2 de octubre

Cuando habían pasado 20 años del Movimiento estudiantil de 1968 cursaba el último semestre de la carrera universitaria. Pocos meses antes, con un par de compañeros excepcionales, Arturo León Castrejón y Josué Reyes Rosas, ideamos una revista en la naciente Facultad de Pedagogía. Con emoción comenzamos los preparativos, que incluían la elección del nombre, convencer a los futuros colaboradores, a la directora y conseguir medios materiales. Todo confabuló en nuestro favor, o por lo menos así recuerdo. “Praxis educativa” fue el título; la directora, Sara Lourdes Cruz Iturribarría, extraordinaria persona, no solo aprobó, apoyó generosamente. Los colaboradores se sumaron entusiastas y con un equipo reducido pero comprometido editamos los dos números iniciales. Para el primero, orgullosos, organizamos una presentación oficial y todo fue aplausos y regocijo. Seguimos adelante unos meses, pero la inminente partida precipitó el deceso de “Praxis”, a quien don Arturo Martínez, intendente en la Facultad e impresor en la revista, cambió de nombre por “Tragedia educativa”, con irónica buena leche.

En el número 2, dedicado al Movimiento, escribí el primer artículo (sic) que publiqué en mi vida. “Memorándum.
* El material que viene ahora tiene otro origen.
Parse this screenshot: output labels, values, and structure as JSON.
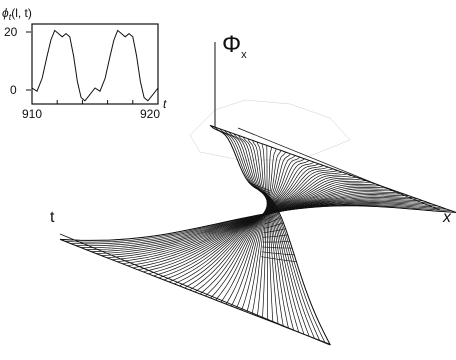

A veinte años”, se llamó. Entonces tenía los ojos quemados de impotencia y rabia luego de leer todo lo que encontré. Aquel textito, que no releo ahora para no apenarme, era sincero y crítico. Varios años pasé dedicado al tema, enfrascado en tomar notas, preparar fichas, participar en alguna mesa pública, hasta que me agoté; el escepticismo y la dureza de los tiempos posteriores me fueron rebanando aquel optimismo un poco desmesurado.

Una mini interrogante se me clavó en algún momento, y no tuve respuesta: 2 de octubre no se olvida, ¿y luego? Enterré mis archivos en algún cajón y los libros sobre la historia infausta se empolvaron. Mirar al pasado es necesario, a condición de que no nos convierta en estatuas de sal.

El país cambió en estas décadas, para bien y para mal. Somos más solidarios en algunos momentos, ¡qué duda cabe después de los temblores!; pero no dejamos de ser cínicos, ni de estar dominados por la corrupción y la impunidad, por la mentira y la delincuencia oficial. Si entonces gobernaba una pandilla de pillos, hoy la lista de gobernantes acusados de múltiples delitos no es menor. Vivimos tiempos de transparencia discursiva, burocracia incluida, que confirman que seguimos teniendo gobiernos oscuros.

Cambiamos, sin duda, pero seguimos teniendo hambre, pobreza e inequidades monstruosas. Seguimos con ciudadanos de primera, de segunda y millones de excluidos de casi todo.

Ojalá el 2 de octubre se olvidará como culto a la resignación, la ira o el dolor y avanzáramos hacia a un país renacido, más democrático en serio, más justo en la realidad y menos cínico, con ciudadanos sin categorías. Ojalá.